= Horace Phillips (diplomat) =

British diplomat

Sir Horace Hyman Phillips, KCMG (31 May 1917 – 19 March 2004) was a British diplomat. He was the first British Jewish career ambassador.

== Biography ==
Phillips was born in Glasgow, the eldest of seven children, and the grandson of Jewish emigrants from Eastern Europe. After attending Hillhead High School he entered the Inland Revenue as a clerical officer. During the Second World War, he served in the British and Indian armies for seven years (Dorsetshire Regiment and 1st Punjab Regiment). He served in Iraq, India, Burma, Ceylon and Malaya, and reached the rank of major in the Indian Army. While he was in India, probably in mid-1943, he was sent to the School of Japanese Instruction at Simla and completed a six-month language course for intelligence work.
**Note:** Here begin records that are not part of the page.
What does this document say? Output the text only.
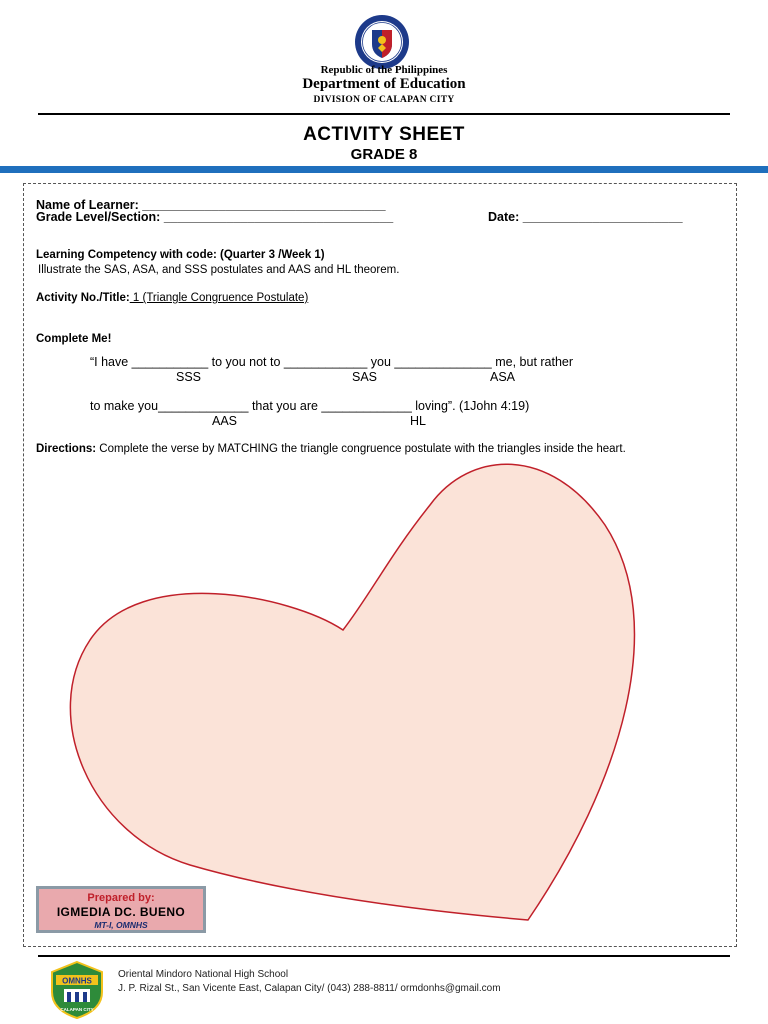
Republic of the Philippines
Department of Education
DIVISION OF CALAPAN CITY
ACTIVITY SHEET
GRADE 8
Name of Learner: ___________________________________
Grade Level/Section: _________________________________	Date: _______________________
Learning Competency with code: (Quarter 3 /Week 1)
Illustrate the SAS, ASA, and SSS postulates and AAS and HL theorem.
Activity No./Title: 1 (Triangle Congruence Postulate)
Complete Me!
“I have ___________ to you not to ____________ you ______________ me, but rather
SSS	SAS	ASA
to make you_____________ that you are _____________ loving”. (1John 4:19)
AAS	HL
Directions: Complete the verse by MATCHING the triangle congruence postulate with the triangles inside the heart.
Prepared by:
IGMEDIA DC. BUENO
MT-I, OMNHS
OMNHS
CALAPAN CITY
Oriental Mindoro National High School
J. P. Rizal St., San Vicente East, Calapan City/ (043) 288-8811/ ormdonhs@gmail.com
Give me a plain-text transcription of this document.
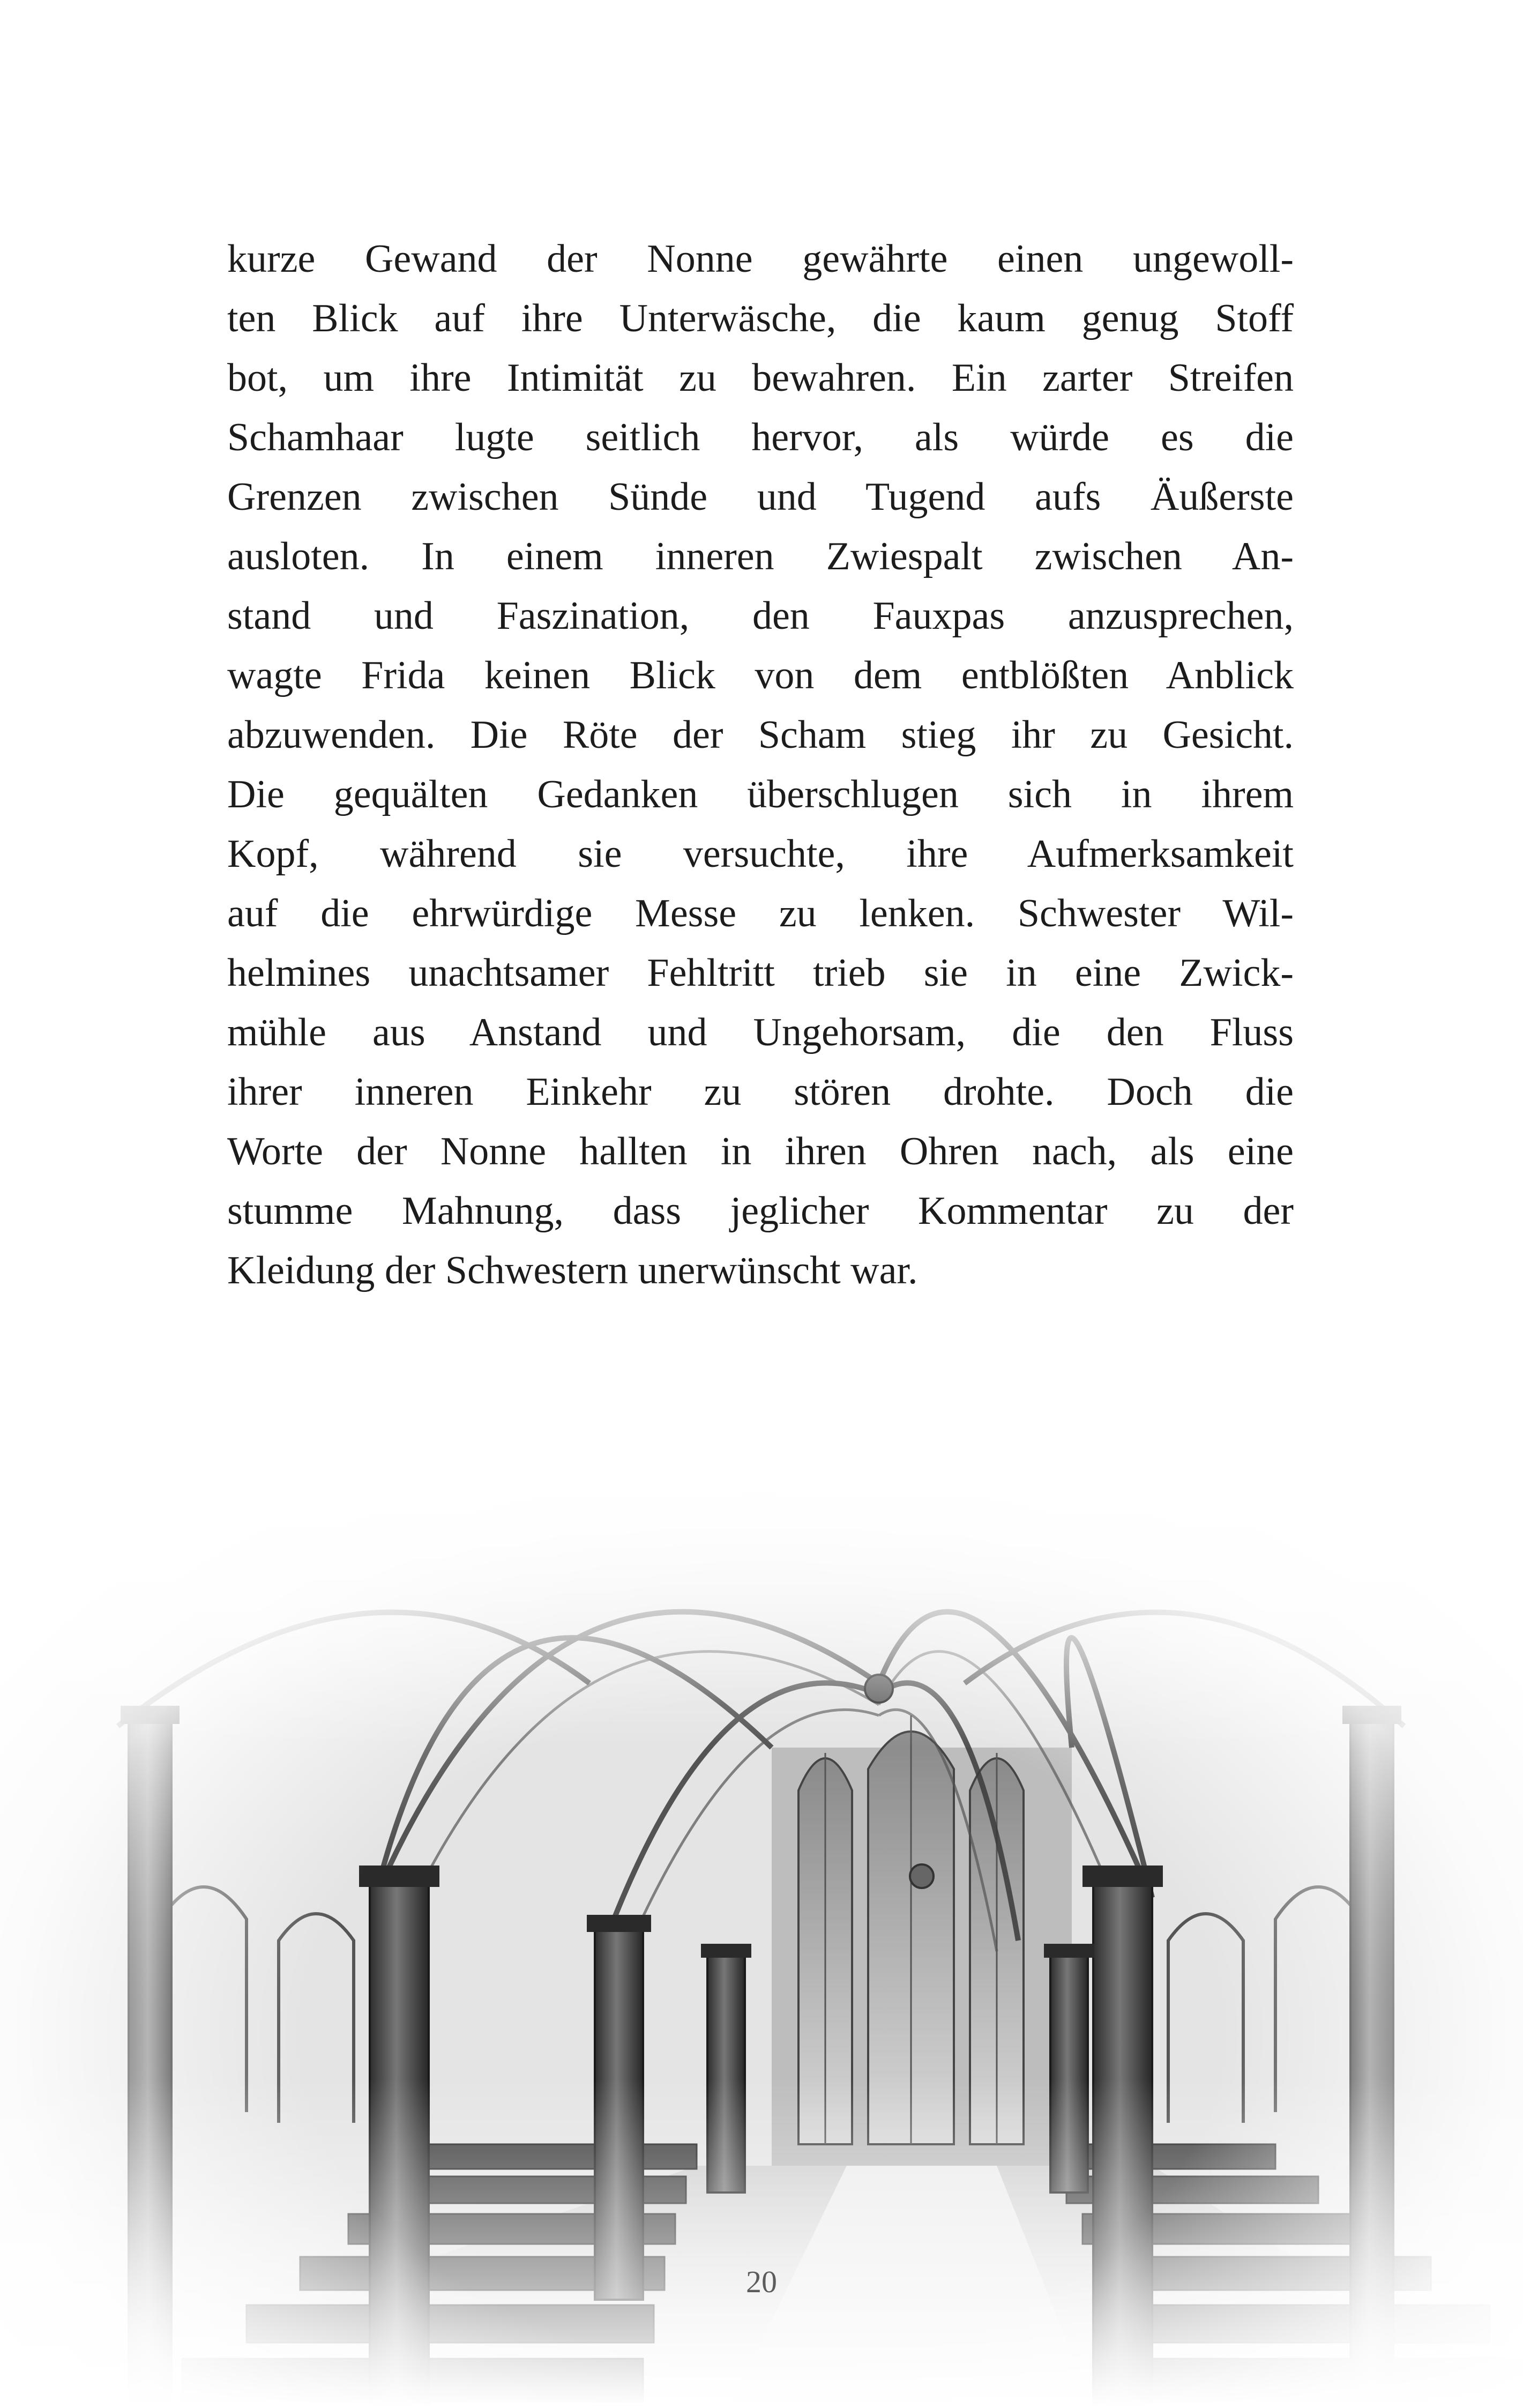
kurze Gewand der Nonne gewährte einen ungewoll-
ten Blick auf ihre Unterwäsche, die kaum genug Stoff
bot, um ihre Intimität zu bewahren. Ein zarter Streifen
Schamhaar lugte seitlich hervor, als würde es die
Grenzen zwischen Sünde und Tugend aufs Äußerste
ausloten. In einem inneren Zwiespalt zwischen An-
stand und Faszination, den Fauxpas anzusprechen,
wagte Frida keinen Blick von dem entblößten Anblick
abzuwenden. Die Röte der Scham stieg ihr zu Gesicht.
Die gequälten Gedanken überschlugen sich in ihrem
Kopf, während sie versuchte, ihre Aufmerksamkeit
auf die ehrwürdige Messe zu lenken. Schwester Wil-
helmines unachtsamer Fehltritt trieb sie in eine Zwick-
mühle aus Anstand und Ungehorsam, die den Fluss
ihrer inneren Einkehr zu stören drohte. Doch die
Worte der Nonne hallten in ihren Ohren nach, als eine
stumme Mahnung, dass jeglicher Kommentar zu der
Kleidung der Schwestern unerwünscht war.
20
Having been rebuffed by the Consular Service before the war due to his social standing, Phillips joined the Diplomatic Service in 1947, and served successively in Persia, Afghanistan, Saudi Arabia, Aden, and Iran. He was British ambassador to Indonesia from 1966 to 1968. That year, he was selected as the British ambassador to Saudi Arabia. Having given their agrément, the Saudi government withdrew it when it was learned that Phillips was Jewish, even though Phillips had previously served in Saudi Arabia without any incident. Though it was reported in the media at the time that he was an "ex-Jew" or "non-practising Jew", he was in fact a member of a synagogue, and a religious Jew throughout his life.

After the abortive Saudi appointment, he was appointed British high commissioner to Tanzania in 1968 and British ambassador to Turkey in 1973, and was in post when Turkey invaded Cyprus in 1974. He retired in 1977, and enjoyed a second career of ten years as resident representative for Taylor Woodrow. He also lectured at Bilkent University in Ankara until 1997, latterly on the history of diplomacy.

Phillips was appointed CMG in 1963, and KCMG in the 1973 Birthday Honours.

He was married to Idina, Lady Phillips (née Idina Doreen Morgan) for over 60 years. They had two children and four grown-up grandchildren, one of whom is the BBC correspondent Luisa Baldini.

He authored the book "Ihsan Dogramaci: A Remarkable Turk" in 1997.

In 2023, the Phillips Room was dedicated to him at the Foreign, Commonwealth and Development Office in King Charles Street, London.